The study included 215,665 screening mammograms. The mean age of the women was 56 years. The recall rates of the average practice ranged from 1.9% to 13.4%. Sensitivity rose from a mean of 65% in the lowest recall rates to 80.2% at the highest level of recall rates. The positive predictive value of screening decreased from 7.2% in the lowest level of recall to 3.3% in the highest. As recall rates increased, sensitivity increased very little beyond a recall rate of 4.8%, and positive predictive value began decreasing significantly at a recall rate of 5.9%.
Practices with recall rates between 4.9% and 5.5% achieve the best trade-off of sensitivity and positive predictive value.
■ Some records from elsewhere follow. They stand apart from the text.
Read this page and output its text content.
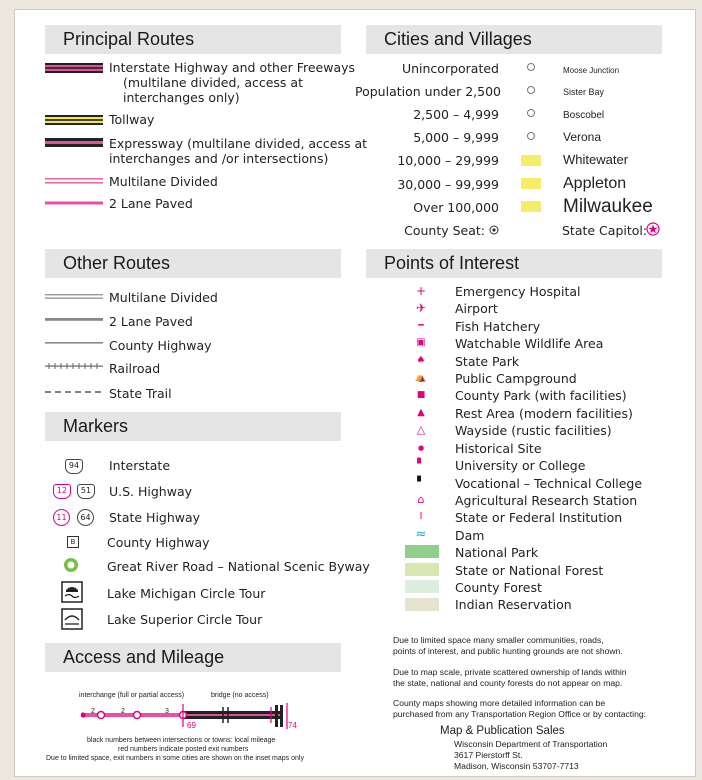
Principal Routes
Interstate Highway and other Freeways
(multilane divided, access at
interchanges only)
Tollway
Expressway (multilane divided, access at
interchanges and /or intersections)
Multilane Divided
2 Lane Paved
Other Routes
Multilane Divided
2 Lane Paved
County Highway
Railroad
State Trail
Markers
94	Interstate
12	51	U.S. Highway
11	64 State Highway
B	County Highway
Great River Road – National Scenic Byway
Lake Michigan Circle Tour
Lake Superior Circle Tour
Access and Mileage
interchange (full or partial access)	bridge (no access)
2	2	3
69	74
black numbers between intersections or towns: local mileage
red numbers indicate posted exit numbers
Due to limited space, exit numbers in some cities are shown on the inset maps only
Cities and Villages
Unincorporated	Moose Junction
Population under 2,500	Sister Bay
2,500 – 4,999	Boscobel
5,000 – 9,999	Verona
10,000 – 29,999	Whitewater
30,000 – 99,999	Appleton
Over 100,000	Milwaukee
County Seat:	State Capitol:
Points of Interest
+ Emergency Hospital
✈ Airport
━	Fish Hatchery
▣ Watchable Wildlife Area
♠ State Park
⛺ Public Campground
■ County Park (with facilities)
▲ Rest Area (modern facilities)
△ Wayside (rustic facilities)
●	Historical Site
▘ University or College
▘ Vocational – Technical College
⌂ Agricultural Research Station
I	State or Federal Institution
≈ Dam
National Park
State or National Forest
County Forest
Indian Reservation
Due to limited space many smaller communities, roads,
points of interest, and public hunting grounds are not shown.
Due to map scale, private scattered ownership of lands within
the state, national and county forests do not appear on map.
County maps showing more detailed information can be
purchased from any Transportation Region Office or by contacting:
Map & Publication Sales
Wisconsin Department of Transportation
3617 Pierstorff St.
Madison, Wisconsin 53707-7713
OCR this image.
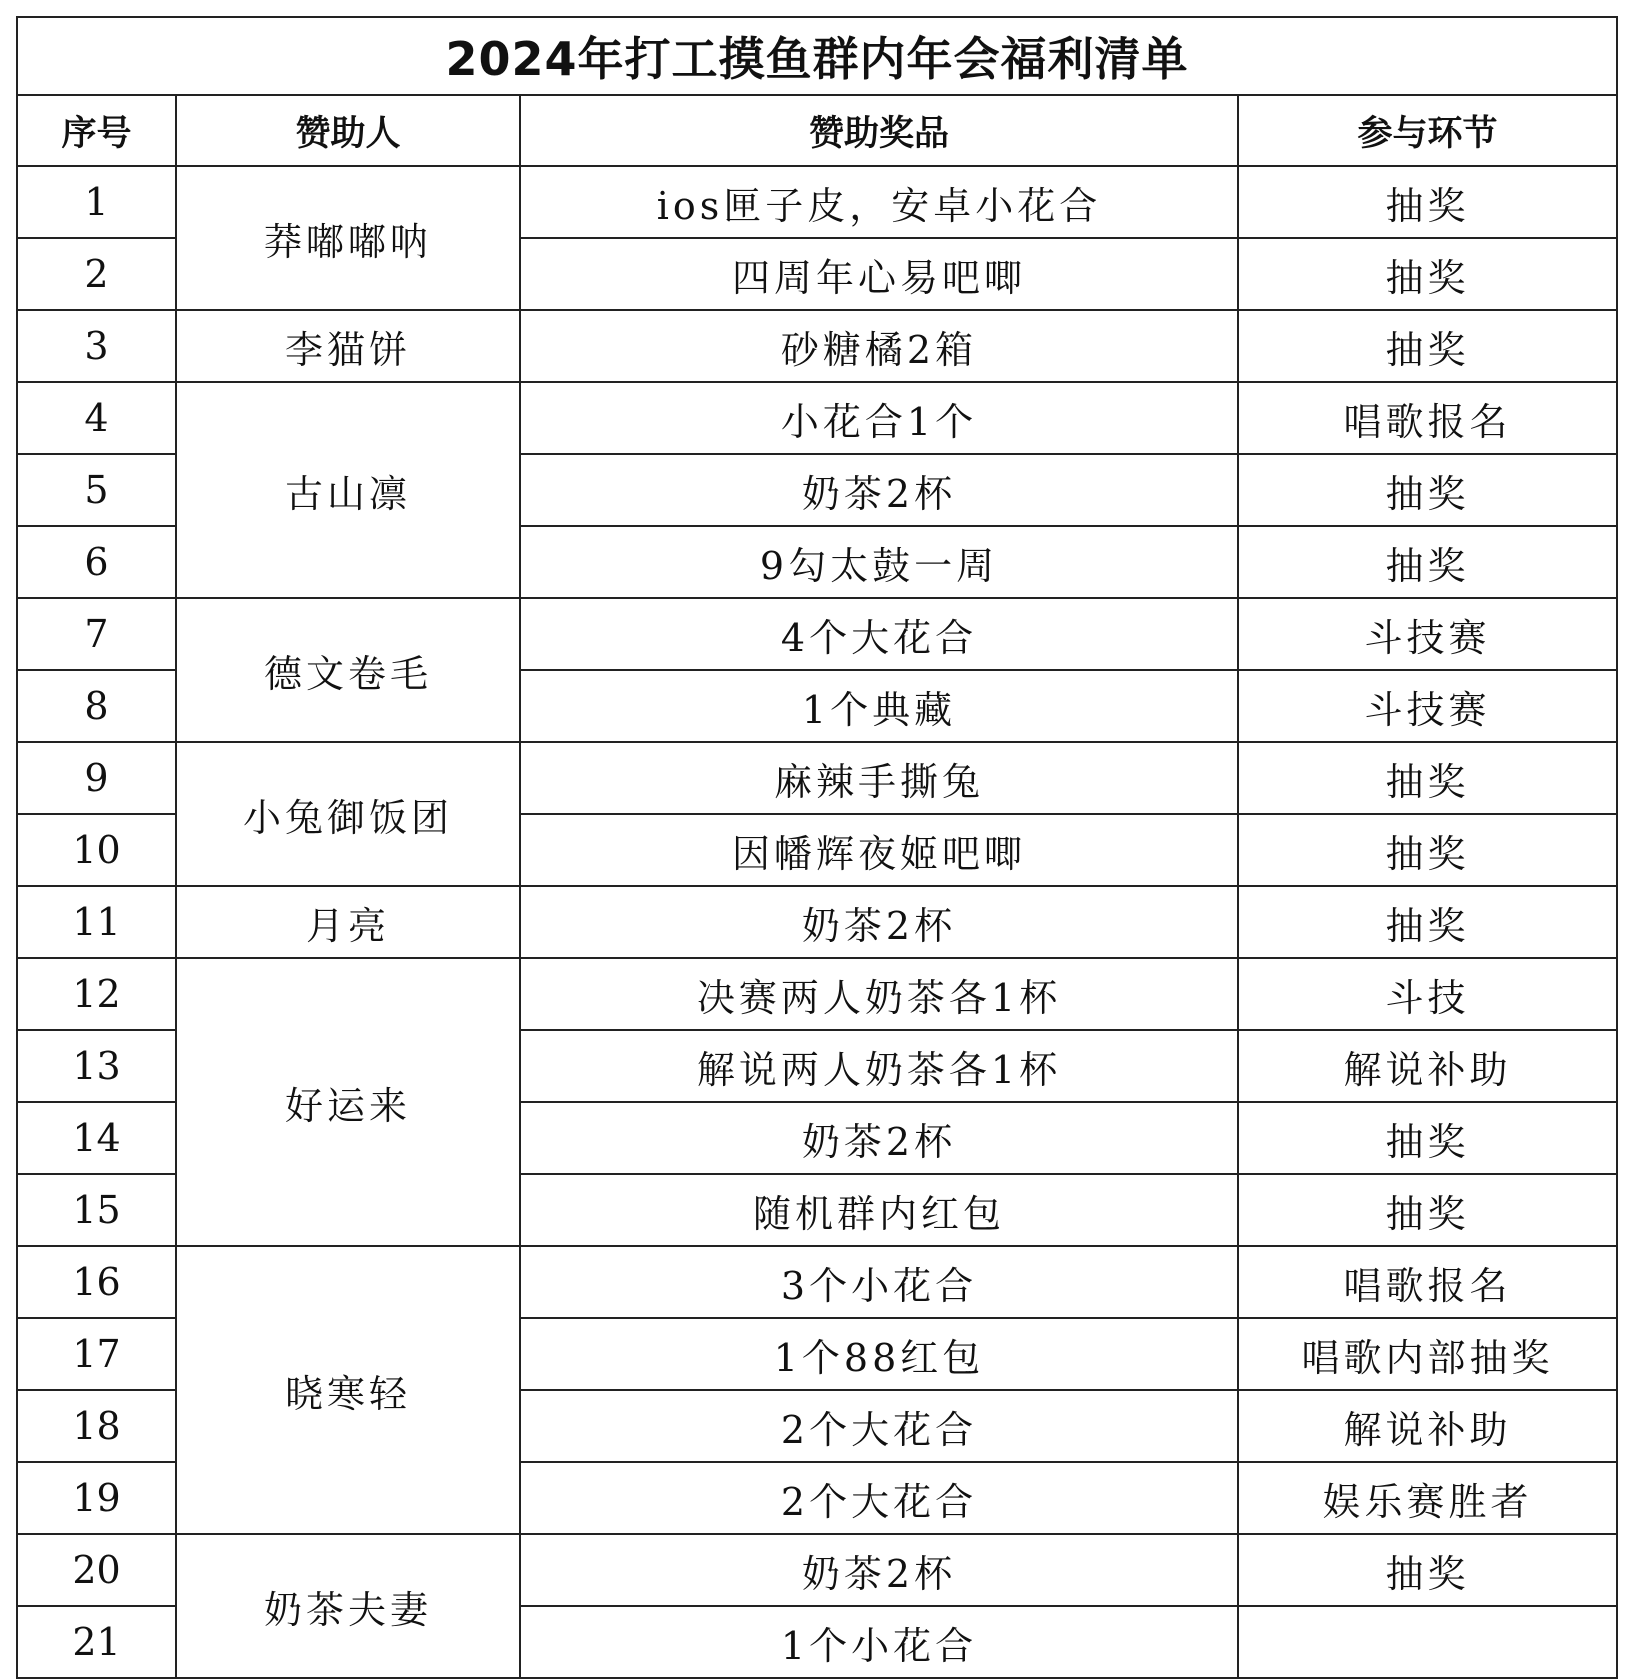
2024年打工摸鱼群内年会福利清单			
序号	赞助人	赞助奖品	参与环节
1	莽嘟嘟呐	ios匣子皮，安卓小花合	抽奖
2		四周年心易吧唧	抽奖
3	李猫饼	砂糖橘2箱	抽奖
4	古山凛	小花合1个	唱歌报名
5		奶茶2杯	抽奖
6		9勾太鼓一周	抽奖
7	德文卷毛	4个大花合	斗技赛
8		1个典藏	斗技赛
9	小兔御饭团	麻辣手撕兔	抽奖
10		因幡辉夜姬吧唧	抽奖
11	月亮	奶茶2杯	抽奖
12	好运来	决赛两人奶茶各1杯	斗技
13		解说两人奶茶各1杯	解说补助
14		奶茶2杯	抽奖
15		随机群内红包	抽奖
16	晓寒轻	3个小花合	唱歌报名
17		1个88红包	唱歌内部抽奖
18		2个大花合	解说补助
19		2个大花合	娱乐赛胜者
20	奶茶夫妻	奶茶2杯	抽奖
21		1个小花合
乳腺钼靶筛查的性能主要通过其灵敏度、阳性预测值和癌症检出率来衡量。召回率也被建议作为一项替代指标。本研究的主要目的是在社区乳腺钼靶检查实践中,衡量随着召回率的增加对灵敏度和阳性预测值的影响。
乳腺钼靶检查和病理数据在卡罗莱纳乳腺钼靶登记处相链接,该登记处是一个基于人群的乳腺钼靶筛查登记处。我们的乳腺钼靶数据库由从乳腺钼靶检查机构前瞻性收集的数据创建;数据包括女性及影像检查的信息。我们的病理数据库由从病理科室和中央癌症登记处前瞻性收集的乳腺病理数据创建。登记处中年龄在40岁及以上且在1994年1月至1998年6月期间接受乳腺钼靶筛查的女性被纳入研究。“召回率”定义为放射科医生建议进一步检查的筛查检查的百分比。
该研究包括215,665例乳腺钼靶筛查。女性的平均年龄为56岁。平均检查的召回率在1.9%至13.4%之间。灵敏度从召回率最低时的平均65%升至召回率最高时的80.2%。筛查的阳性预测值从召回率最低时的7.2%降至最高时的3.3%。随着召回率的增加,当召回率超过4.8%时,灵敏度增加很少,而当召回率达到5.9%时,阳性预测值开始显著下降。
召回率在4.9%至5.5%之间的检查在灵敏度和阳性预测值之间实现了最佳平衡。